The Talkeetna Community Council meeting became slightly heated Monday night after a brief report from Talkeetna Sewer and Water Board chairman Jim Kellard. Borough Assemblyman Vern Halter asked why the utility board had not come to a decision on a rate increase that had been proposed, even after 4 months of discussion.
Kellard came to the meeting to give a brief report on the Talkeetna utility’s history and actions that had been taken to date. Over the past couple of years, the Sewer and Water system has struggled to comply with state and federal standards. The installation of an arsenic treatment plant came thru and series of grants and loans, meaning that customers, at some point would need to pay a rate increase.
Assemblyman Halter became visibly irritated with Kellard and asked why a decision had not been made, when the Board was aware of the financial issues in February. Kellard said he belived it was March but replied that the Board had just been slow to decide what to do and were waiting for a better explanation from the Borough’s financial department on the one hundred thousand dollar deficit.
The issue of how to pay for the debts incurred by the loans on the grants remains unresolved.
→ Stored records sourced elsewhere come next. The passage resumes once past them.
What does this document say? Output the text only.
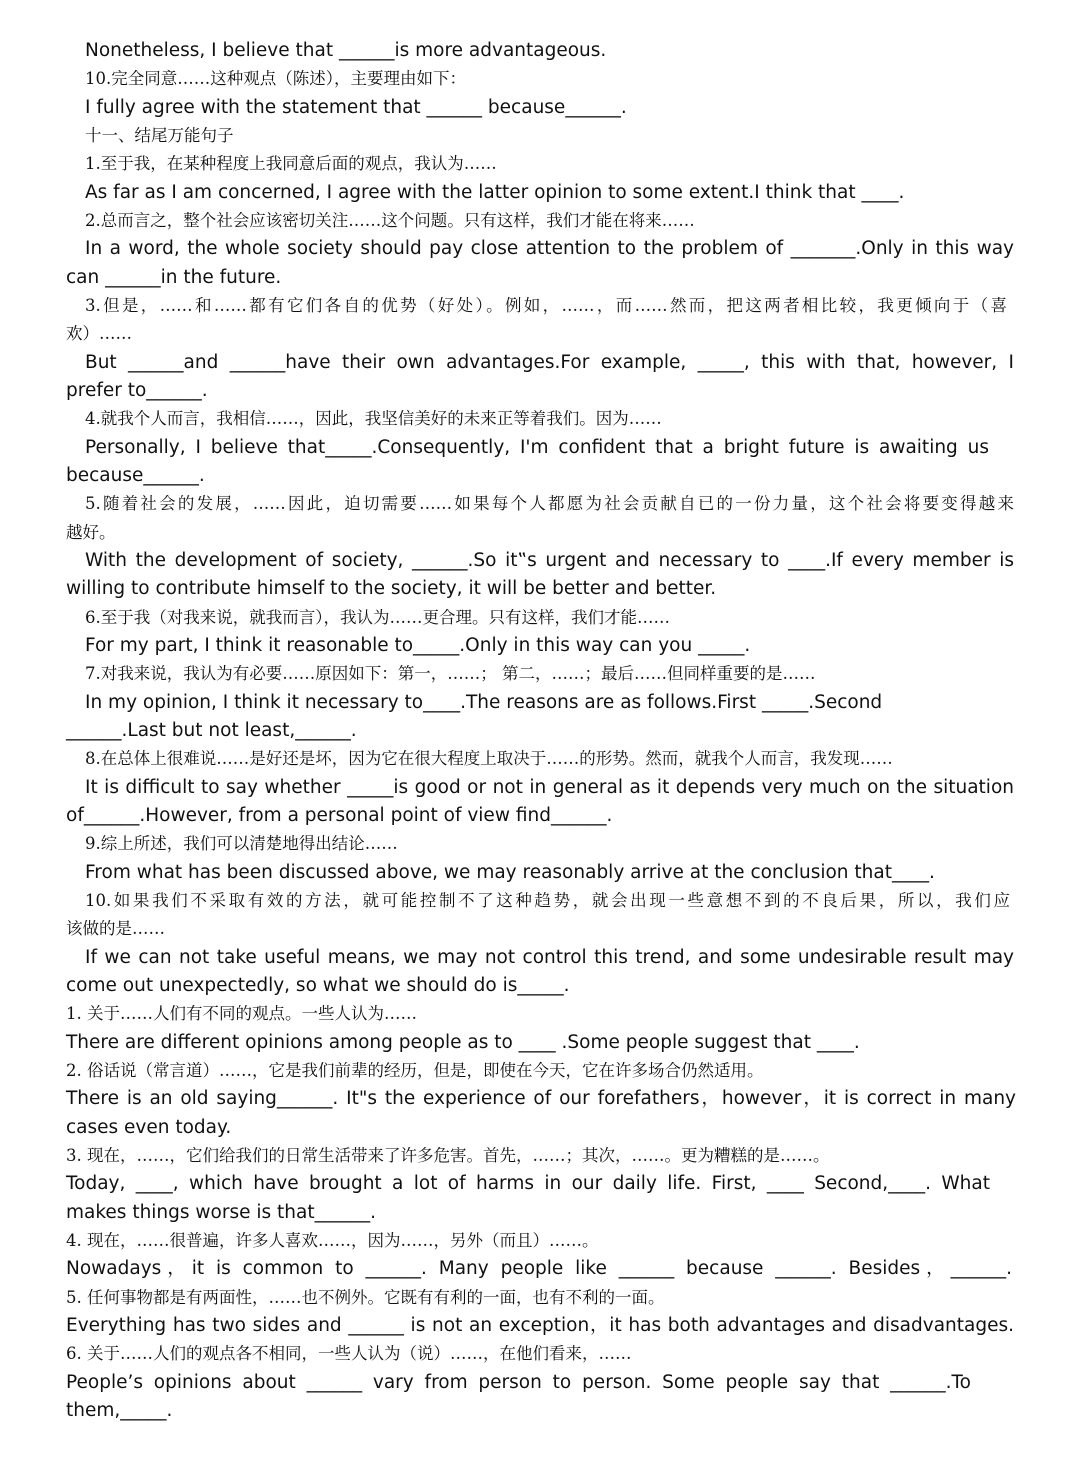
Nonetheless, I believe that ______is more advantageous.
10.完全同意……这种观点（陈述），主要理由如下：
I fully agree with the statement that ______ because______.
十一、结尾万能句子
1.至于我，在某种程度上我同意后面的观点，我认为……
As far as I am concerned, I agree with the latter opinion to some extent.I think that ____.
2.总而言之，整个社会应该密切关注……这个问题。只有这样，我们才能在将来……
In a word, the whole society should pay close attention to the problem of _______.Only in this way
can ______in the future.
3.但是，……和……都有它们各自的优势（好处）。例如，……，而……然而，把这两者相比较，我更倾向于（喜
欢）……
But ______and ______have their own advantages.For example, _____, this with that, however, I
prefer to______.
4.就我个人而言，我相信……，因此，我坚信美好的未来正等着我们。因为……
Personally, I believe that_____.Consequently, I'm confident that a bright future is awaiting us
because______.
5.随着社会的发展，……因此，迫切需要……如果每个人都愿为社会贡献自已的一份力量，这个社会将要变得越来
越好。
With the development of society, ______.So it‟s urgent and necessary to ____.If every member is
willing to contribute himself to the society, it will be better and better.
6.至于我（对我来说，就我而言），我认为……更合理。只有这样，我们才能……
For my part, I think it reasonable to_____.Only in this way can you _____.
7.对我来说，我认为有必要……原因如下：第一，……； 第二，……；最后……但同样重要的是……
In my opinion, I think it necessary to____.The reasons are as follows.First _____.Second
______.Last but not least,______.
8.在总体上很难说……是好还是坏，因为它在很大程度上取决于……的形势。然而，就我个人而言，我发现……
It is difficult to say whether _____is good or not in general as it depends very much on the situation
of______.However, from a personal point of view find______.
9.综上所述，我们可以清楚地得出结论……
From what has been discussed above, we may reasonably arrive at the conclusion that____.
10.如果我们不采取有效的方法，就可能控制不了这种趋势，就会出现一些意想不到的不良后果，所以，我们应
该做的是……
If we can not take useful means, we may not control this trend, and some undesirable result may
come out unexpectedly, so what we should do is_____.
1. 关于……人们有不同的观点。一些人认为……
There are different opinions among people as to ____ .Some people suggest that ____.
2. 俗话说（常言道）……，它是我们前辈的经历，但是，即使在今天，它在许多场合仍然适用。
There is an old saying______. It"s the experience of our forefathers，however，it is correct in many
cases even today.
3. 现在，……，它们给我们的日常生活带来了许多危害。首先，……；其次，……。更为糟糕的是……。
Today, ____, which have brought a lot of harms in our daily life. First, ____ Second,____. What
makes things worse is that______.
4. 现在，……很普遍，许多人喜欢……，因为……，另外（而且）……。
Nowadays，it is common to ______. Many people like ______ because ______. Besides，______.
5. 任何事物都是有两面性，……也不例外。它既有有利的一面，也有不利的一面。
Everything has two sides and ______ is not an exception，it has both advantages and disadvantages.
6. 关于……人们的观点各不相同，一些人认为（说）……，在他们看来，……
People’s opinions about ______ vary from person to person. Some people say that ______.To
them,_____.
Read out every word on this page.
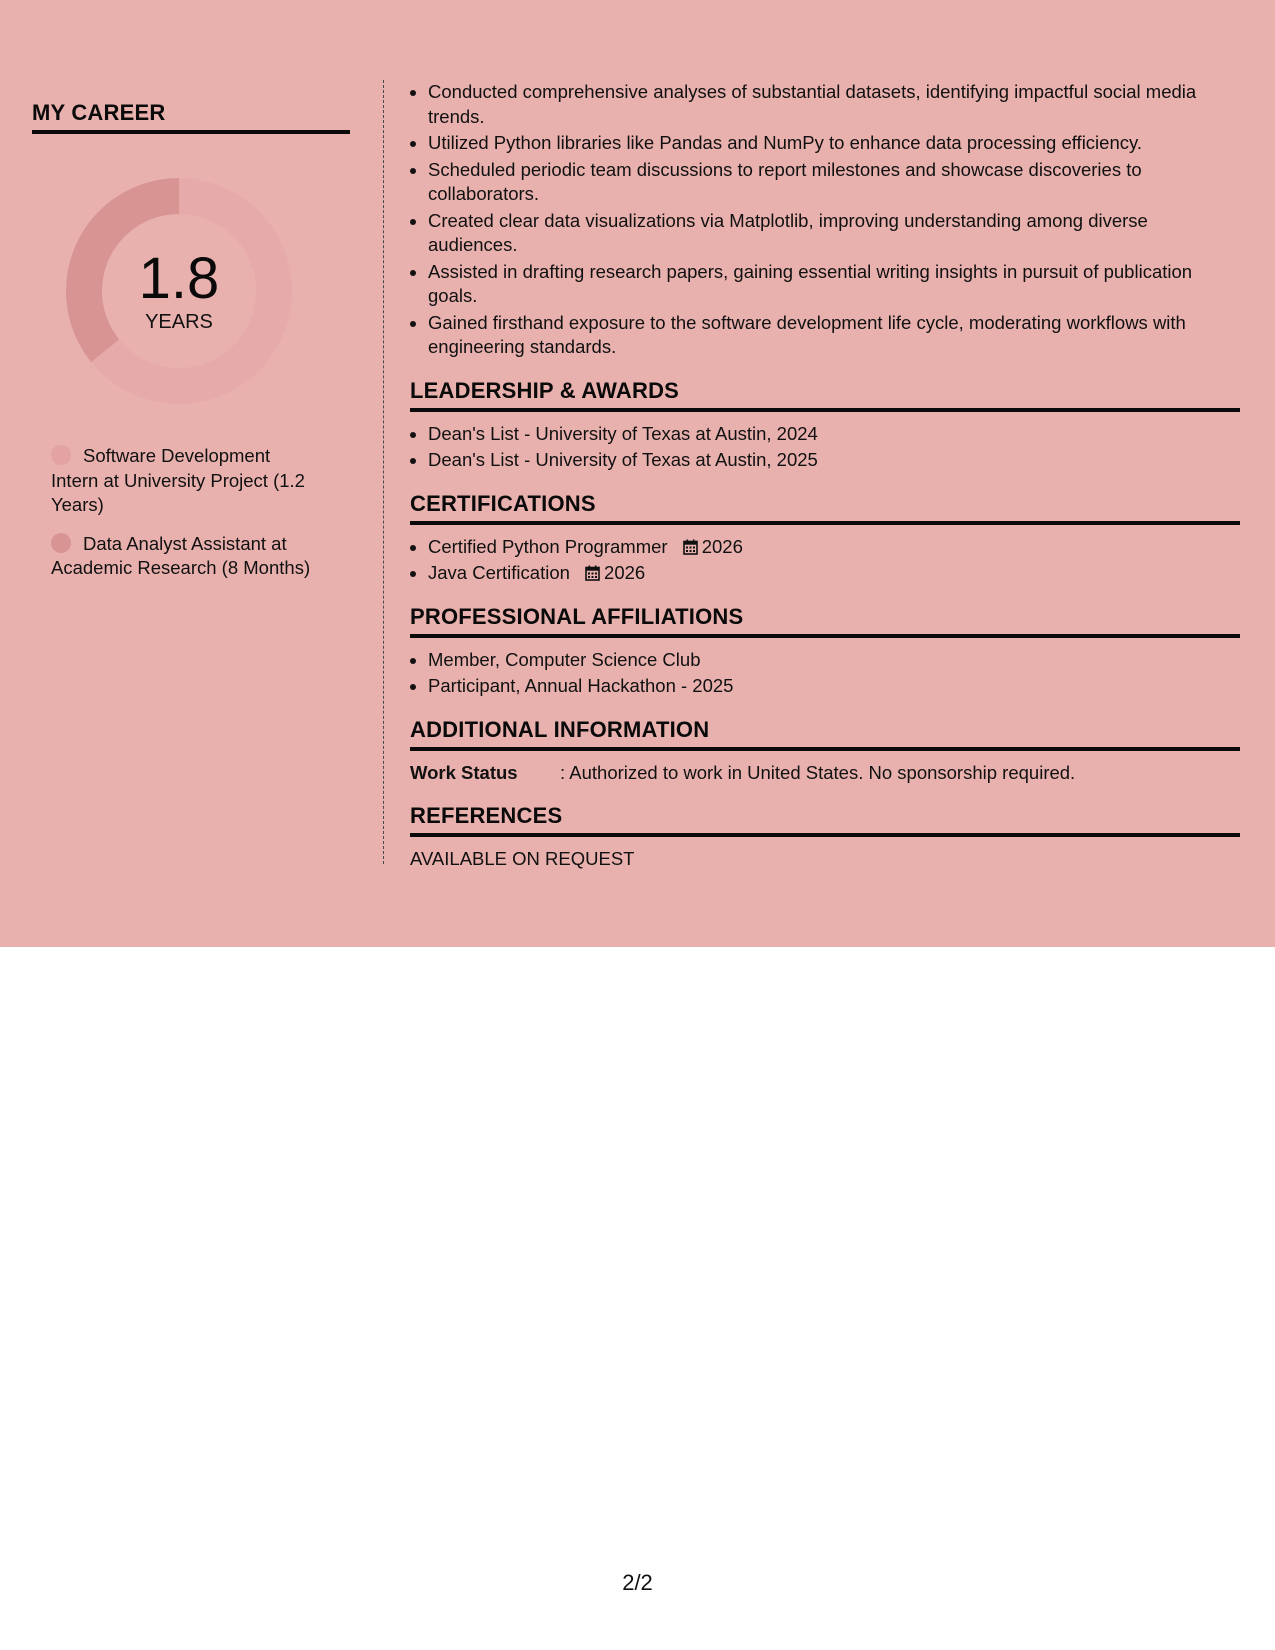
MY CAREER
1.8
YEARS
Software Development Intern at University Project (1.2 Years)
Data Analyst Assistant at Academic Research (8 Months)
• Conducted comprehensive analyses of substantial datasets, identifying impactful social media trends.
• Utilized Python libraries like Pandas and NumPy to enhance data processing efficiency.
• Scheduled periodic team discussions to report milestones and showcase discoveries to collaborators.
• Created clear data visualizations via Matplotlib, improving understanding among diverse audiences.
• Assisted in drafting research papers, gaining essential writing insights in pursuit of publication goals.
• Gained firsthand exposure to the software development life cycle, moderating workflows with engineering standards.
LEADERSHIP & AWARDS
• Dean's List - University of Texas at Austin, 2024
• Dean's List - University of Texas at Austin, 2025
CERTIFICATIONS
• Certified Python Programmer 2026
• Java Certification 2026
PROFESSIONAL AFFILIATIONS
• Member, Computer Science Club
• Participant, Annual Hackathon - 2025
ADDITIONAL INFORMATION
Work Status	: Authorized to work in United States. No sponsorship required.
REFERENCES

AVAILABLE ON REQUEST

2/2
Even though the amount seems extreme, Halter reminded the crowd that one hundred thousand dollars out of one million dollars granted isn’t much.
Resident Brian Okonek asked that the community council become more involved with the Talkeetna Sewer and Water process.
The Sewer and Water Board has 5 different scenerios in front of them on how the deficit could be paid. They are supposed to get a decision to the Borough Assembly so the Assembly can approve their proposal. Halter said it was up to the utility board to hold public meetings to gain input. The Board has been discussing rate changes and increases since last August.
The utility has struggled since its inception in 1987 to pay for itself. As an incorporated village, Talkeetna has no way of paying an employee and billing customers, so the Borough manages the finances out of the utility’s finances.
At this point, Customers rates are expected to rise almost 50 percent** in July unless the Board comes up with another solution. **Customer rates would go from $81 to $126 per month.